Denn neben bereits negativen Erfahrungen in Großbritannien besteht ein klassischer Zielkonflikt: Die Kommune soll ihre Infrastruktur möglichst kostengünstig dem Bürger zur Verfügung stellen, der private Unternehmer (der diese Infrastruktur bei PPP betreiben würde) jedoch muß seinen Profit maximieren. Und dann kommen Begriffe wie 'Effizienzsteigerung durch Private' hinzu. Klar, will der Private seine Effizienz steigern, ebenso wie es jede Kommune auch nach Kräften tut, aber der Private wird alle Spielräume seines PPP-Vertrags ausnutzen um dies zu erreichen - auf Kosten der Verfügbarkeit und des Services. Die typische PPP ist tief eingestrickt in einen Dschungel von dubiosen Vertrags- und Finanzgeflechten - etwas was schon bei CBL schiefgehen mußte.

Fazit

Das Cross-Border-Leasing ist eine tickende Zeitbombe für Heidenheim geworden, der vor 5 Jahren prognostierte Gewinn wird bereits jetzt von der Finanzkrise aufgefressen. Attac Heidenheim hat dazu Forderungen aufgestellt um zumindest jetzt eine transparente Lageeinschätzung für die Bürger zu ermöglichen.

Die nächste Generation - nachdem CBL verboten ist - sind die neuen, alten Public-Private-Partnerships. Es gibt leider auch hier genug Beispiele, die zeigen, daß die Kommune dadurch nicht nur Einflußmöglichkeiten für Generationen aus der Hand gibt. Auch ist PPP über die gesamte Laufzeit gesehen ein Verlustgeschäft - unabhängig von Risiko der Finanzkrisen. Die Verantwortlichen Heidenheims sollten in Zeiten leerer Kassen deshalb nicht auf Pump klotzen und hoheitliche Aufgaben abwälzen sondern lieber die ihnen anvertraute Infrastruktur schützen !

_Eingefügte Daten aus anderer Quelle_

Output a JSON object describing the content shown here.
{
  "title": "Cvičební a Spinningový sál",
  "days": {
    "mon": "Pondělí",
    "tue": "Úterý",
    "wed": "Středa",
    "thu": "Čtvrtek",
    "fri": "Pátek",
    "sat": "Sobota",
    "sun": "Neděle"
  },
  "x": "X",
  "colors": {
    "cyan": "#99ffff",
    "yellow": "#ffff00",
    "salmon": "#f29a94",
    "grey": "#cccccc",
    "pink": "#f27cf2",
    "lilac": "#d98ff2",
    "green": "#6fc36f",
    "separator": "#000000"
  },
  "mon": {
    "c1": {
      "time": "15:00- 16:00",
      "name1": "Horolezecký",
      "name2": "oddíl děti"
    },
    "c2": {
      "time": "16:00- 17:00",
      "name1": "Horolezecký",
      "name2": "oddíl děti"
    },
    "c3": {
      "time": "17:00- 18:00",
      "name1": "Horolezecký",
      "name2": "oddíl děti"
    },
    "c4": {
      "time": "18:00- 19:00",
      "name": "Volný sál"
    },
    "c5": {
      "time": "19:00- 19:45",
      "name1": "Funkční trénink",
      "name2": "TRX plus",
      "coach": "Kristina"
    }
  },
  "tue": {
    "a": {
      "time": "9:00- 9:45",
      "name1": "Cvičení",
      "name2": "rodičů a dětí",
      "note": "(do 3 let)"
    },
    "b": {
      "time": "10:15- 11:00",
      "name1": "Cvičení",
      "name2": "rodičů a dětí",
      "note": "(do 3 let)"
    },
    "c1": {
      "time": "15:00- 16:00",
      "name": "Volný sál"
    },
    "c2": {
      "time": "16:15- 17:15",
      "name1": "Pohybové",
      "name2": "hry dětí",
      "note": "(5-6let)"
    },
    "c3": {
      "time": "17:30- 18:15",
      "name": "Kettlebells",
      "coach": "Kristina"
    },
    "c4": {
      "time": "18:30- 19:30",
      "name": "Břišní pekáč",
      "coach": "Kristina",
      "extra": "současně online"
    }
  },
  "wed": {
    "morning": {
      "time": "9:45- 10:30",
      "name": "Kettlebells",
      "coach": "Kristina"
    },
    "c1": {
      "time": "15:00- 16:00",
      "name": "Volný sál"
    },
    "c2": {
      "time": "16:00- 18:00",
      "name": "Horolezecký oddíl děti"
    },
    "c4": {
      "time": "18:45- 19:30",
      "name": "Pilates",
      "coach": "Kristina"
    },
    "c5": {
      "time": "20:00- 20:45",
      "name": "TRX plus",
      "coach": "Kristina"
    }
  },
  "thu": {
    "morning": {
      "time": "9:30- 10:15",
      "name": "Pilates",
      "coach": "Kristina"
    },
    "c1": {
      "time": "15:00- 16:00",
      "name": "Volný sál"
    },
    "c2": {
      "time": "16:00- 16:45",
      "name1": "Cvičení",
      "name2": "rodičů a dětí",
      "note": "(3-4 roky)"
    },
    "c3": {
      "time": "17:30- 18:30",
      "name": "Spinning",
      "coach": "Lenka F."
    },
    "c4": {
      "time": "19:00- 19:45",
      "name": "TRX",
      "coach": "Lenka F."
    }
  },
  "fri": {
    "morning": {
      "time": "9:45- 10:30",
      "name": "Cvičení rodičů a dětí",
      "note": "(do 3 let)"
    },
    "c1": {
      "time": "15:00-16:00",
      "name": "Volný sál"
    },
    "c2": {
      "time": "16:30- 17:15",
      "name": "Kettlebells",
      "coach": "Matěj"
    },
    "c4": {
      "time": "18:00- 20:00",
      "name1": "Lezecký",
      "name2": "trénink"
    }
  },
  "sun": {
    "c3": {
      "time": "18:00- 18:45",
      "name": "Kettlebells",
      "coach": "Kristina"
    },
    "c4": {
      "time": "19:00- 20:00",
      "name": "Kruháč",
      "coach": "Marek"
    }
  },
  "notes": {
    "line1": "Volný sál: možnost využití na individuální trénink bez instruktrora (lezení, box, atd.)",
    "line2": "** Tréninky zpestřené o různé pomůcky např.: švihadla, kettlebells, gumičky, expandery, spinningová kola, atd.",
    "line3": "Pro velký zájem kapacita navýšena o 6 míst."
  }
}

Der Hintergrund und Nährboden für diese beiden Finanzinstrumente ist jedoch ein völlig unkontrolliert agierender Finanzmarkt. Attac hat zur aktuellen Finanzkrise ein Konsensus-Papier veröffentlicht. In ihm werden leicht verständlich die Ursachen der Krise erklärt und konkrete Verbesserungsvorschläge gemacht. Hier abrufbar:

"Die Zeit ist reif"
Demokratische Kontrolle der Finanzmärkte!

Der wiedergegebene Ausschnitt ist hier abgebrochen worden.